Si les immatriculations de modèles à batterie connaissent un second souffle, celles de véhicules à pile à combustible dépriment. Selon les chiffres du cabi­net d’étude sud‑coréen SNE Research, les ventes de véhicules à hydrogène dégringolent de 27,2 % pour un vo­lume très faible de 4 102 unités mises à la route… dans le monde.

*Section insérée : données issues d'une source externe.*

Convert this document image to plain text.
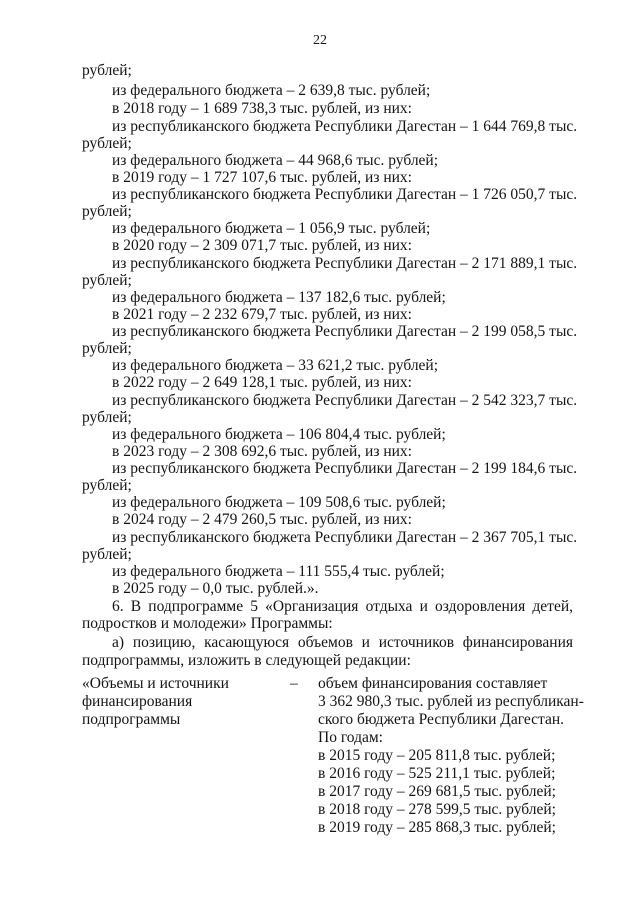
22
рублей;
из федерального бюджета – 2 639,8 тыс. рублей;
в 2018 году – 1 689 738,3 тыс. рублей, из них:
из республиканского бюджета Республики Дагестан – 1 644 769,8 тыс.
рублей;
из федерального бюджета – 44 968,6 тыс. рублей;
в 2019 году – 1 727 107,6 тыс. рублей, из них:
из республиканского бюджета Республики Дагестан – 1 726 050,7 тыс.
рублей;
из федерального бюджета – 1 056,9 тыс. рублей;
в 2020 году – 2 309 071,7 тыс. рублей, из них:
из республиканского бюджета Республики Дагестан – 2 171 889,1 тыс.
рублей;
из федерального бюджета – 137 182,6 тыс. рублей;
в 2021 году – 2 232 679,7 тыс. рублей, из них:
из республиканского бюджета Республики Дагестан – 2 199 058,5 тыс.
рублей;
из федерального бюджета – 33 621,2 тыс. рублей;
в 2022 году – 2 649 128,1 тыс. рублей, из них:
из республиканского бюджета Республики Дагестан – 2 542 323,7 тыс.
рублей;
из федерального бюджета – 106 804,4 тыс. рублей;
в 2023 году – 2 308 692,6 тыс. рублей, из них:
из республиканского бюджета Республики Дагестан – 2 199 184,6 тыс.
рублей;
из федерального бюджета – 109 508,6 тыс. рублей;
в 2024 году – 2 479 260,5 тыс. рублей, из них:
из республиканского бюджета Республики Дагестан – 2 367 705,1 тыс.
рублей;
из федерального бюджета – 111 555,4 тыс. рублей;
в 2025 году – 0,0 тыс. рублей.».
6. В подпрограмме 5 «Организация отдыха и оздоровления детей,
подростков и молодежи» Программы:
а) позицию, касающуюся объемов и источников финансирования
подпрограммы, изложить в следующей редакции:
«Объемы и источники
финансирования
подпрограммы
– объем финансирования составляет
3 362 980,3 тыс. рублей из республикан-
ского бюджета Республики Дагестан.
По годам:
в 2015 году – 205 811,8 тыс. рублей;
в 2016 году – 525 211,1 тыс. рублей;
в 2017 году – 269 681,5 тыс. рублей;
в 2018 году – 278 599,5 тыс. рублей;
в 2019 году – 285 868,3 тыс. рублей;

À titre de comparaison, juste en Europe, un million de véhicules électriques ont été imma­triculés sur la même période.

 

La Chine représente à elle seule près de la moi­tié des véhicules H2 immatriculés, mais ce volume baisse toutefois de 18,4 %. Un résultat sans doute impacté par la guerre des prix à laquelle se livrent les constructeurs chinois de véhicules électriques.

 

Actuellement, Hyundai do­mine le marché mondial avec 1 252 Nexo, mais s’effondre de 31,9 %. Un volume en baisse qui devrait toutefois être revita­lisé au second semestre avec la sortie en Corée du Sud de la nouvelle ver­sion de son SUV.

 

En revanche, Toyota a seulement livré 698 Mirai de janvier à juin 2025, en chute libre de 46,1 %. En ce qui concerne Honda, 115 CR‑V ont été vendus depuis le début d’année. En Europe, les ventes de véhicules à hydro­gène se limitent à seulement 452 unités au premier semestre 2025.